美濃部達吉の1926年の著書によれば、次の学説が示されている。 成文憲法を有する国においては、不文憲法の国と異なり、その改正が比較的困難であるのが普通である。そのため、学者によっては憲法を、硬性または固定制の憲法と、軟性または弾力性の憲法との二種類に区別する。 硬性憲法とは、普通の立法手段で変更できない憲法であり、成文憲法は通常これに属する。軟性憲法とは、普通の立法と同じ方法で変更できる憲法であり、通常の法律と形式的な区別がないか、あるいは区別はあっても改正手続きに差異がないものである。 しかし、両者は全くの反対のものではない。硬性憲法であっても国により改正の困難さは違いがあり、また慣習や判例や法令によって、形式的な改正がなくても憲法が自ら変遷することがあるのは避けられない。もう一方の軟性憲法も、実質が重要でありそれを尊重する感情があるため、固定制を持つ。要するに、硬軟の区別はただ程度の差である[36]。(美濃部のこの論述は「改正が比較的困難」から導かれた内容である。)
浅井清の1929年の著作によれば、改正手続きの規定によって軟性憲法と硬性憲法に分類するという通説は皮相的な解釈で、誤りであるとされる[4]。
宮沢俊義の1938年の著書によると、ブライスの定義は次の理由で不適切であるとされる。 ブライスの定義では、フレキシブル・コンスティチューションをリジッド・コンスティチューションに対立させているが、これは実質概念(実質的意味)の憲法と成文法となっている憲法を対立概念とする「恐れ」がある。したがって、不適切な用語である。(宮沢はブライスの提唱の概念は把握した上で、用語として不適切と主張している。) 宮沢は、以上の理由から、リジッド・コンスティチューションは通常の法律よりも強い形式的効力を持つ成文法となっているもの、一方のフレキシブル・コンスティチューションは通常の法律と同じ強さの成文法で憲法的規定であるもの、とする(浅井が誤りとした通説を正しい定義とする)のが「適当」であると主張した[2]。(宮沢は後者の例は挙げず、また「憲法」と呼ばれる成文法はそもそも通常の法律よりも強いものだと、同文献で定義している。)

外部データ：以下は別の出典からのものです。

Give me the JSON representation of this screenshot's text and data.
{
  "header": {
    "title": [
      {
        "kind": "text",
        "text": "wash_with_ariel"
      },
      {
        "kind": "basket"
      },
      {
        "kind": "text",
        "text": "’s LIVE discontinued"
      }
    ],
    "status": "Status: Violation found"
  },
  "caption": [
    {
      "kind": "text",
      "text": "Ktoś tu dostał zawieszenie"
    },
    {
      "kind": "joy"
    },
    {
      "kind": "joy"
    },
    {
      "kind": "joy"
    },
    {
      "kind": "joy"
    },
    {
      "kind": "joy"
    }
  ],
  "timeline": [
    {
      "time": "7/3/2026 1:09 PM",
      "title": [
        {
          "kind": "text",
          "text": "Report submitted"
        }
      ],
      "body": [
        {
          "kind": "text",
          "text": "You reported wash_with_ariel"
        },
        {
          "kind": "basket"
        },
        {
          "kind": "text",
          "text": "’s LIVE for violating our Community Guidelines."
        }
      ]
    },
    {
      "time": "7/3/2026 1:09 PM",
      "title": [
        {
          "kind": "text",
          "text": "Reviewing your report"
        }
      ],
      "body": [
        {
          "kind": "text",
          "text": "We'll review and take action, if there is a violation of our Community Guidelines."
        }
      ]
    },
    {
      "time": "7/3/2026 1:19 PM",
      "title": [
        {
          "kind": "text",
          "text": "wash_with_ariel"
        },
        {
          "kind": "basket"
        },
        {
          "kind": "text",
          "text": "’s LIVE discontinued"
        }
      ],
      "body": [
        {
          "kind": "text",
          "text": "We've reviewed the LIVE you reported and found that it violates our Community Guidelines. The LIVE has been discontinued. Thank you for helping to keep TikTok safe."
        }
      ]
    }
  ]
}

美濃部達吉の1948年の著書においては、 成文憲法を有する国においては不文憲法の国よりも憲法は容易に変更されない。この特質を言い表すために、ブライスは、憲法に硬性または固定性の憲法と軟性または弾力性の憲法の二種類があるとした、と解説している。そして、成文憲法/不文憲法という名称は不正確となるため、硬性憲法軟性憲法の名称を妥当としたのだ、と、ブライスの論述内容を紹介している[37]。
樋口陽一の1992年の著書では、改正手続きによって硬性憲法と軟性憲法を区別する立場を取りつつ、「(成典になっている)形式的意味の憲法がなくとも、通常の立法手続きよりも厳格な手続きによって始めて変更可能となる法規範としての実質的意味の憲法が存在していれば、そこには硬性憲法があるといってよい」として、軟性憲法については述べられず、分類方法としてではなく、硬性憲法の概念が拡大されている。また、「硬憲法性」という用語を提示し、その範疇として、硬性憲法、堅固に保護された条項、憲法改正限界論、憲法制定権、および憲法の変遷について論述している[38]。
小嶋和司は、諸説を四種類に大別し、宮沢の意図的な転用がその後の日本憲法学において基本となったことを指摘している[39]。